Theorem 16.3 If \(A\) is a subspace of \(X\) and \(B\) is a subspace of \(Y\), then the product topology on \(A \times B\) is the same as the topology \(A \times B\) inherits as a subspace of \(X \times Y\).
Comment: To prove the identity of two topologies, we can either show they mutually contain each other or prove the equivalence of their bases. Because a topological basis has smaller number of elements or cardinality than the corresponding topology, proof via basis is more efficient.
Proof: Let \(\mathcal{C}\) be the topological basis of \(X\) and \(\mathcal{D}\) be the basis of \(Y\). Because \(A \subset X\) and \(B \subset Y\), the subspace topological bases of them are \(\mathcal{B}_A = \{C \cap A \vert \forall C \in \mathcal{C} \}\) and \(\mathcal{B}_B = \{D \cap B \vert \forall D \in \mathcal{D} \}\) respectively according to Lemma 16.1.
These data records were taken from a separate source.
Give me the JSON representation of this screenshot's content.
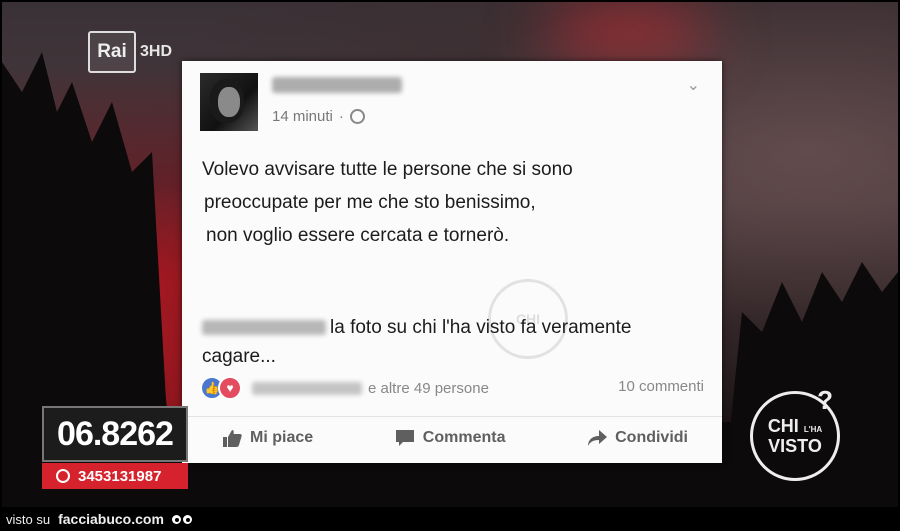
{
  "broadcast": {
    "channel_logo": "Rai",
    "channel_number": "3HD"
  },
  "post": {
    "time": "14 minuti",
    "lines": [
      "Volevo avvisare tutte le persone che si sono",
      "preoccupate per me che sto benissimo,",
      "non voglio essere cercata e tornerò."
    ]
  },
  "comment": {
    "text": "la foto su chi l'ha visto fa veramente cagare..."
  },
  "reactions": {
    "others": "e altre 49 persone",
    "comments_count": "10 commenti"
  },
  "actions": {
    "like": "Mi piace",
    "comment": "Commenta",
    "share": "Condividi"
  },
  "watermark": "CHI",
  "overlay": {
    "phone": "06.8262",
    "whatsapp": "3453131987"
  },
  "show_logo": {
    "line1": "CHI",
    "small": "L'HA",
    "line2": "VISTO",
    "mark": "?"
  },
  "footer": {
    "prefix": "visto su",
    "site": "facciabuco.com"
  },
  "colors": {
    "red": "#d6222c",
    "fb_blue": "#4a78d0",
    "love": "#e44b5f"
  }
}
Due to Lemma 15.1, the basis of the product topology on \(A \times B\) is
\[
\mathcal{B}_{A \times B} = \{ (C \cap A) \times (D \cap B) \vert \forall C \in \mathcal{C}, \forall D \in \mathcal{D} \}.
\]
Meanwhile, the basis of the product topology on \(X \times Y\) is
\[
\mathcal{B}_{X \times Y} = \{ C \times D \vert \forall C \in \mathcal{C}, \forall D \in \mathcal{D} \}.
\]
Restricting \(\mathcal{B}_{X \times Y}\) to the subset \(A \times B\), the basis of the subspace topology on \(A \times B\) is
\[
\begin{aligned}
\tilde{\mathcal{B}}_{A \times B} &= \{ (C \times D) \cap (A \times B) \vert \forall C \in \mathcal{C}, \forall D \in \mathcal{D} \} \\
&= \{ (C \cap A) \times (D \cap B) \vert \forall C \in \mathcal{C}, \forall D \in \mathcal{D} \},
\end{aligned}
\]
which is the same as that of the product topology on \(A \times B\). Hence, this theorem is proved.
The above process of proof can be illustrated as below.
Remark: The above two routes for generating topology on \(A \times B\) must lead to the same result, otherwise, the theory itself is inappropriately proposed. A theory must be at least self-consistent before its debut in reality.